Die Frühlingssonne der letzten Tage hat auch die ersten Schmetterlinge hervorgelockt. Es handelt sich um die Arten, die überwintern: Zitronenfalter, Tagpfauenauge oder Kleiner Fuchs. Wovon können die sich ernähren? Um diese Zeit findet man überall die leuchtend gelben Blüten der Forsythie. Wer aber hier eine wertvolle Nektar- und Pollenquelle für Schmetterlinge, Wildbienen und andere bestäubende Insekten erwartet, liegt leider völlig falsch.

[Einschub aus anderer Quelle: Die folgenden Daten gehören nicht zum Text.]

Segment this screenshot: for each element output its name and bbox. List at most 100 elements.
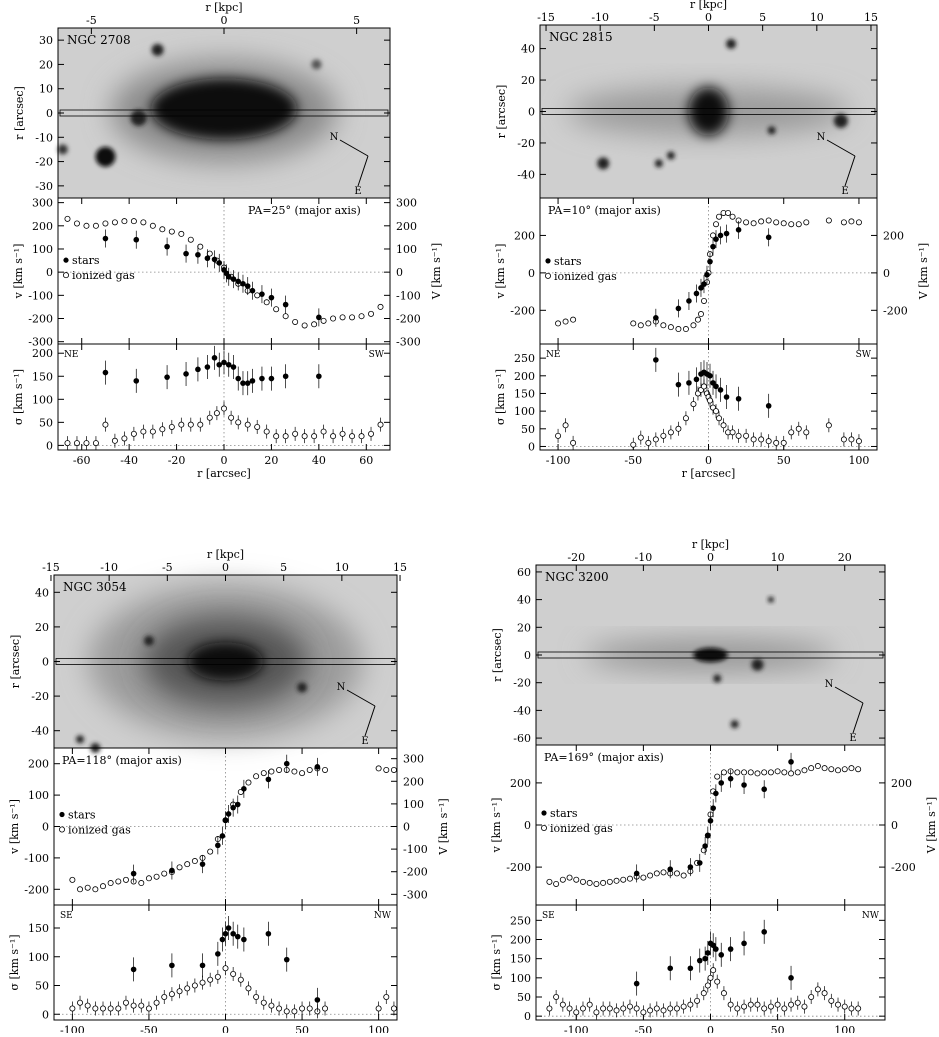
- gas-velocity-point: [276, 766, 283, 773]
- x-tick-label: 20: [264, 454, 278, 467]
- star: [95, 146, 116, 167]
- gas-velocity-point: [801, 767, 808, 774]
- gas-velocity-point: [673, 870, 680, 877]
- star-velocity-point: [314, 764, 321, 770]
- star-dispersion-point: [249, 378, 256, 384]
- image-y-tick-label: 0: [528, 106, 535, 119]
- V-y-tick-label: 100: [396, 243, 417, 256]
- gas-velocity-point: [848, 218, 855, 225]
- sig-y-tick-label: 100: [28, 951, 49, 964]
- star: [297, 682, 308, 693]
- image-y-label: r [arcsec]: [13, 86, 26, 140]
- legend-gas-label: ionized gas: [554, 270, 617, 283]
- gas-velocity-point: [697, 311, 704, 318]
- kpc-tick-label: 5: [280, 561, 287, 574]
- galaxy-light: [566, 38, 851, 170]
- sig-y-label: σ [km s⁻¹]: [494, 369, 507, 425]
- gas-dispersion-point: [848, 436, 855, 443]
- gas-dispersion-point: [637, 434, 644, 441]
- gas-velocity-point: [640, 874, 647, 881]
- gas-velocity-point: [765, 217, 772, 224]
- star-dispersion-point: [222, 930, 229, 937]
- x-tick-label: 50: [777, 454, 791, 467]
- image-y-tick-label: -20: [31, 690, 49, 703]
- star-dispersion-point: [133, 378, 140, 384]
- gas-dispersion-point: [825, 422, 832, 429]
- image-y-tick-label: -20: [517, 137, 535, 150]
- star-dispersion-point: [268, 375, 275, 382]
- star-velocity-point: [687, 864, 694, 870]
- star: [130, 109, 147, 126]
- vel-y-tick-label: -200: [24, 883, 49, 896]
- star-dispersion-point: [234, 933, 241, 940]
- sig-y-label: σ [km s⁻¹]: [490, 934, 503, 990]
- image-y-label: r [arcsec]: [491, 628, 504, 682]
- gas-dispersion-point: [754, 1001, 761, 1008]
- galaxy-core: [187, 642, 264, 681]
- gas-dispersion-point: [707, 397, 714, 404]
- galaxy-light: [584, 596, 837, 729]
- gas-velocity-point: [606, 878, 613, 885]
- gas-velocity-point: [311, 321, 318, 328]
- star-velocity-point: [704, 271, 710, 278]
- gas-velocity-point: [553, 880, 560, 887]
- north-label: N: [337, 682, 346, 693]
- x-tick-label: 100: [834, 1024, 855, 1033]
- gas-dispersion-point: [640, 1009, 647, 1016]
- gas-dispersion-point: [83, 440, 90, 447]
- star-dispersion-point: [687, 965, 694, 972]
- gas-dispersion-point: [566, 1005, 573, 1012]
- gas-dispersion-point: [330, 433, 337, 440]
- kpc-tick-label: -10: [635, 551, 653, 564]
- gas-dispersion-point: [710, 967, 717, 974]
- star-dispersion-point: [199, 962, 206, 969]
- gas-dispersion-point: [673, 1005, 680, 1012]
- gas-dispersion-point: [675, 425, 682, 432]
- gas-dispersion-point: [130, 1002, 137, 1009]
- gas-velocity-point: [566, 874, 573, 881]
- gas-velocity-point: [841, 766, 848, 773]
- star-velocity-point: [259, 291, 265, 297]
- galaxy-light: [57, 43, 337, 167]
- gas-velocity-point: [349, 314, 356, 321]
- V-y-tick-label: -100: [396, 289, 421, 302]
- star-velocity-point: [225, 811, 232, 817]
- gas-velocity-point: [149, 222, 156, 229]
- gas-velocity-point: [291, 768, 298, 775]
- sig-y-tick-label: 150: [510, 953, 531, 966]
- star-velocity-point: [199, 861, 206, 867]
- kpc-tick-label: -10: [591, 11, 609, 24]
- star-velocity-point: [195, 251, 201, 258]
- vel-y-tick-label: 0: [46, 266, 53, 279]
- kpc-tick-label: 0: [707, 551, 714, 564]
- gas-velocity-point: [168, 228, 175, 235]
- kpc-tick-label: 15: [393, 561, 407, 574]
- gas-dispersion-point: [735, 432, 742, 439]
- gas-dispersion-point: [808, 994, 815, 1001]
- gas-dispersion-point: [69, 1005, 76, 1012]
- gas-dispersion-point: [222, 965, 229, 972]
- gas-velocity-point: [620, 876, 627, 883]
- gas-velocity-point: [720, 769, 727, 776]
- gas-dispersion-point: [115, 1005, 122, 1012]
- image-y-tick-label: 0: [524, 649, 531, 662]
- compass: NE: [825, 679, 864, 744]
- gas-dispersion-point: [573, 1009, 580, 1016]
- x-tick-label: -100: [564, 1024, 589, 1033]
- gas-dispersion-point: [780, 439, 787, 446]
- east-label: E: [841, 186, 848, 197]
- gas-dispersion-point: [707, 974, 714, 981]
- star: [57, 144, 68, 155]
- V-y-tick-label: 300: [396, 197, 417, 210]
- gas-dispersion-point: [191, 982, 198, 989]
- legend-stars-label: stars: [554, 255, 582, 268]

Michael Bauer, Vorsitzender des BUND Vordere Höri engagiert sich für eine natürliche Bepflanzung der Gärten auf der Höri und somit für ein reiches Nahrungsangebot für Tiere und Insekten. Laut einer Presseinformation des BUND Vordere Höri sei die Forsythie – aus China importiert – eine Hybride, die vollkommen steril sei. Die auffällige gelbe Farbe täusche eine Attraktivität vor, hinter der nichts geboten werde. Damit sei die Forsythie ein ökologisch nutzloser Fremdkörper.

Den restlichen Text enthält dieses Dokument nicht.